David traces the name Revels back to the Inns of Court in London. “The master of the Revels was the one in charge of the partying and entertainment.” At the University of Chicago, “The Revels began in the early 20th century at the Quadrangle Club. In its charter was the charge to promote the arts and humanities,” Bevington said. “Towards the end of the century, the shows sort of fell apart, but with Andy’s energy, it is doing very nicely. It is a jolly evening and a great fund-raiser for the Club.”
One of the reasons David stays on is to encourage professors to be cast members. “The Revels history is rich with stories of legends like Bob Ashenhurst and Ned Rosenheim, they were our Gilbert and Sullivan. Bernie Brown, dean of Rockefeller Chapel, and cardiologist Rory Childers performed as ourdeus ex machinawho come in to save the day. And doctor and scientist Fred Coe has been terrific as well,” he said. Oncologist Phillip Hoffman may set the record of appearing in the most productions.

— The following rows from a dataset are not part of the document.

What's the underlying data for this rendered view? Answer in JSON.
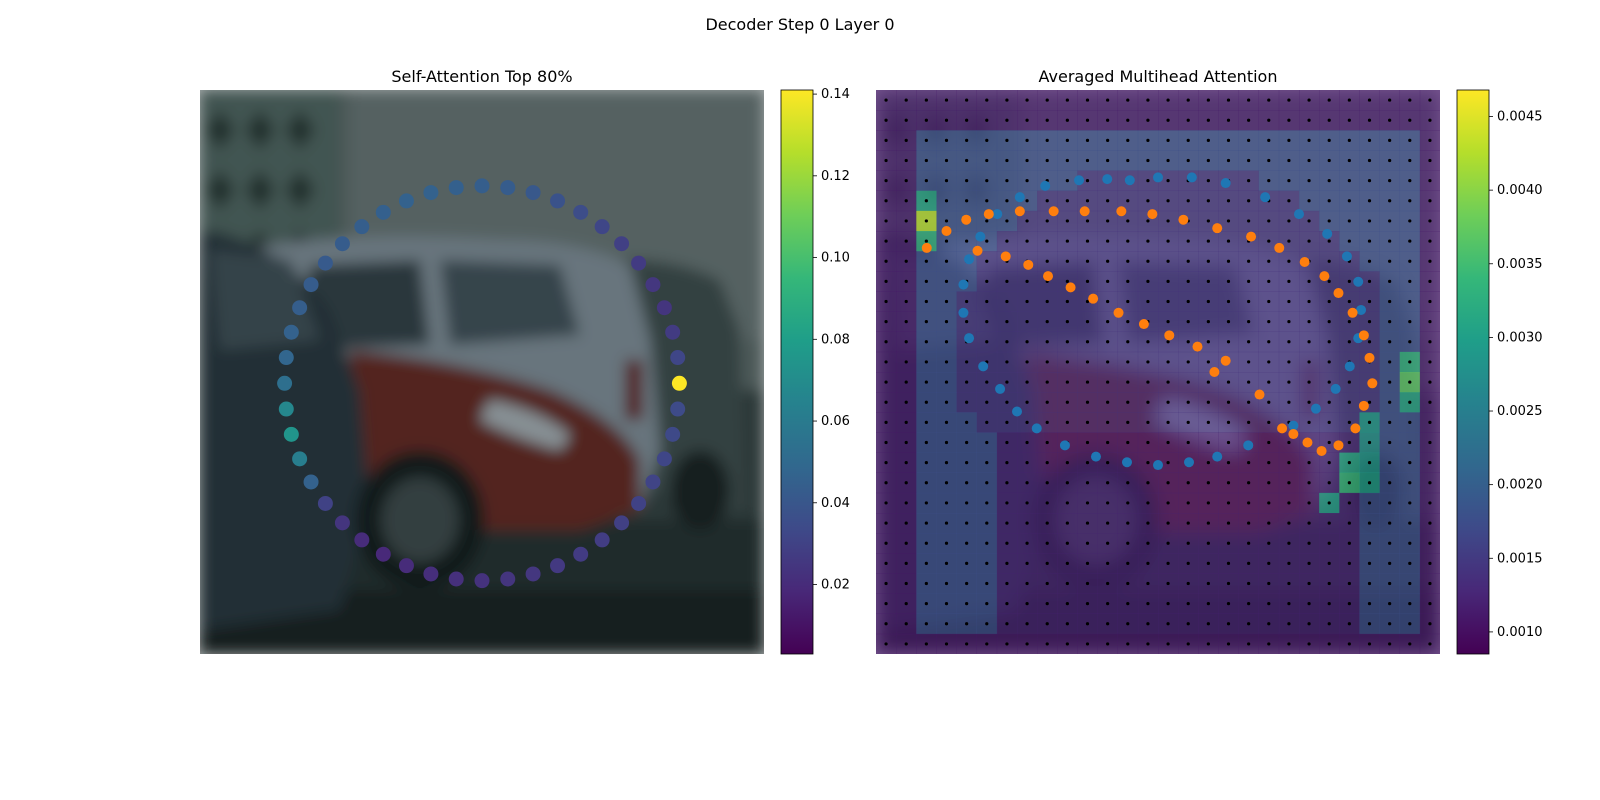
{
  "figure": {
    "suptitle": "Decoder Step 0 Layer 0"
  },
  "colors": {
    "viridis": [
      "#440154",
      "#482878",
      "#3e4a89",
      "#31688e",
      "#26828e",
      "#1f9e89",
      "#35b779",
      "#6ece58",
      "#b5de2b",
      "#fde725"
    ],
    "blue_points": "#1f77b4",
    "orange_points": "#ff7f0e",
    "grid_dots": "#000000"
  },
  "chart_data": [
    {
      "type": "scatter",
      "title": "Self-Attention Top 80%",
      "description_of_marks": "Points arranged in a circle over a blurred photo of parked cars, colored by attention weight",
      "colorbar": {
        "vmin": 0.003,
        "vmax": 0.141,
        "ticks": [
          0.02,
          0.04,
          0.06,
          0.08,
          0.1,
          0.12,
          0.14
        ],
        "tick_labels": [
          "0.02",
          "0.04",
          "0.06",
          "0.08",
          "0.10",
          "0.12",
          "0.14"
        ]
      },
      "points": {
        "count": 48,
        "center": [
          0.5,
          0.52
        ],
        "radius": 0.35,
        "values": [
          0.144,
          0.032,
          0.027,
          0.024,
          0.025,
          0.027,
          0.029,
          0.032,
          0.035,
          0.038,
          0.041,
          0.043,
          0.044,
          0.045,
          0.046,
          0.046,
          0.045,
          0.044,
          0.043,
          0.042,
          0.043,
          0.044,
          0.046,
          0.048,
          0.053,
          0.067,
          0.075,
          0.062,
          0.046,
          0.03,
          0.024,
          0.02,
          0.019,
          0.02,
          0.021,
          0.022,
          0.023,
          0.024,
          0.025,
          0.026,
          0.027,
          0.028,
          0.029,
          0.03,
          0.031,
          0.032,
          0.033,
          0.034
        ]
      }
    },
    {
      "type": "heatmap",
      "title": "Averaged Multihead Attention",
      "description_of_marks": "28x28 attention heatmap blended over the photo, with a black reference-point grid and two sets of sampling points",
      "colorbar": {
        "vmin": 0.00085,
        "vmax": 0.00468,
        "ticks": [
          0.001,
          0.0015,
          0.002,
          0.0025,
          0.003,
          0.0035,
          0.004,
          0.0045
        ],
        "tick_labels": [
          "0.0010",
          "0.0015",
          "0.0020",
          "0.0025",
          "0.0030",
          "0.0035",
          "0.0040",
          "0.0045"
        ]
      },
      "grid": {
        "rows": 28,
        "cols": 28
      },
      "hotspots": [
        {
          "row": 6,
          "col": 2,
          "value": 0.0043
        },
        {
          "row": 7,
          "col": 2,
          "value": 0.0033
        },
        {
          "row": 5,
          "col": 2,
          "value": 0.0031
        },
        {
          "row": 14,
          "col": 26,
          "value": 0.0037
        },
        {
          "row": 13,
          "col": 26,
          "value": 0.0033
        },
        {
          "row": 15,
          "col": 26,
          "value": 0.0031
        },
        {
          "row": 19,
          "col": 23,
          "value": 0.0034
        },
        {
          "row": 18,
          "col": 23,
          "value": 0.0031
        },
        {
          "row": 19,
          "col": 24,
          "value": 0.003
        },
        {
          "row": 20,
          "col": 22,
          "value": 0.003
        },
        {
          "row": 18,
          "col": 24,
          "value": 0.0029
        },
        {
          "row": 16,
          "col": 24,
          "value": 0.0029
        },
        {
          "row": 17,
          "col": 24,
          "value": 0.0028
        }
      ],
      "series": [
        {
          "color": "blue",
          "points": [
            [
              0.45,
              0.16
            ],
            [
              0.5,
              0.155
            ],
            [
              0.56,
              0.155
            ],
            [
              0.62,
              0.165
            ],
            [
              0.69,
              0.19
            ],
            [
              0.75,
              0.22
            ],
            [
              0.8,
              0.255
            ],
            [
              0.835,
              0.295
            ],
            [
              0.855,
              0.34
            ],
            [
              0.86,
              0.39
            ],
            [
              0.855,
              0.44
            ],
            [
              0.84,
              0.49
            ],
            [
              0.815,
              0.53
            ],
            [
              0.78,
              0.565
            ],
            [
              0.74,
              0.595
            ],
            [
              0.66,
              0.63
            ],
            [
              0.605,
              0.65
            ],
            [
              0.555,
              0.66
            ],
            [
              0.5,
              0.665
            ],
            [
              0.445,
              0.66
            ],
            [
              0.39,
              0.65
            ],
            [
              0.335,
              0.63
            ],
            [
              0.285,
              0.6
            ],
            [
              0.25,
              0.57
            ],
            [
              0.22,
              0.53
            ],
            [
              0.19,
              0.49
            ],
            [
              0.165,
              0.44
            ],
            [
              0.155,
              0.395
            ],
            [
              0.155,
              0.345
            ],
            [
              0.165,
              0.3
            ],
            [
              0.185,
              0.26
            ],
            [
              0.215,
              0.22
            ],
            [
              0.255,
              0.19
            ],
            [
              0.3,
              0.17
            ],
            [
              0.36,
              0.16
            ],
            [
              0.41,
              0.158
            ]
          ]
        },
        {
          "color": "orange",
          "points": [
            [
              0.09,
              0.28
            ],
            [
              0.125,
              0.25
            ],
            [
              0.16,
              0.23
            ],
            [
              0.2,
              0.22
            ],
            [
              0.255,
              0.215
            ],
            [
              0.315,
              0.215
            ],
            [
              0.37,
              0.215
            ],
            [
              0.435,
              0.215
            ],
            [
              0.49,
              0.22
            ],
            [
              0.545,
              0.23
            ],
            [
              0.605,
              0.245
            ],
            [
              0.665,
              0.26
            ],
            [
              0.715,
              0.28
            ],
            [
              0.76,
              0.305
            ],
            [
              0.795,
              0.33
            ],
            [
              0.82,
              0.36
            ],
            [
              0.845,
              0.395
            ],
            [
              0.865,
              0.435
            ],
            [
              0.875,
              0.475
            ],
            [
              0.88,
              0.52
            ],
            [
              0.865,
              0.56
            ],
            [
              0.85,
              0.6
            ],
            [
              0.82,
              0.63
            ],
            [
              0.79,
              0.64
            ],
            [
              0.765,
              0.625
            ],
            [
              0.74,
              0.61
            ],
            [
              0.72,
              0.6
            ],
            [
              0.68,
              0.54
            ],
            [
              0.62,
              0.48
            ],
            [
              0.6,
              0.5
            ],
            [
              0.57,
              0.455
            ],
            [
              0.52,
              0.435
            ],
            [
              0.475,
              0.415
            ],
            [
              0.43,
              0.395
            ],
            [
              0.385,
              0.37
            ],
            [
              0.345,
              0.35
            ],
            [
              0.305,
              0.33
            ],
            [
              0.27,
              0.31
            ],
            [
              0.23,
              0.295
            ],
            [
              0.18,
              0.285
            ]
          ]
        }
      ]
    }
  ]
}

“The University offers many opportunity to participate in the arts and letters, starting with the acting troupe, the Blackfriars, which was founded in 1903 and produced the legendary ‘Naughty Nineties’ in 1919. Now there’s our current Gilbert and Sullivan, a student organization called the Dean’s Men, which produces a Shakespeare production each quarter, and various reading and discussion groups.”
Andy will begin again after the curtain closes and the cast party ensues to quiz cast members about what roles they would like to play in the future.
“We also look at what costumes we can recycle, such as our cancan skirts, which became Flamenco dancing skirts in this play,” she said. “Part of my wedding dress became a hat!”
Cast and composers seem to agree that their favorite show was the one centering on the World’s Columbian Exposition with the famous Midway nearby a starring attraction. “It was called ‘The Impossible City’ and seemed to me to be the one most like a Broadway show,” shared Julian Harvey. “I would love to have it produced again, although, in true Revels tradition, there are many, many performing parts.”
“The Revels gives many professors, students, Hyde Parkers and others a chance to show off their acting, singing and dancing chops. Also, it is an opportunity for a prestigious university to poke a little fun at itself, which I consider to be a useful activity. I should point out that Andy’s ability to create appropriate parts for so many performers is quite admirable.”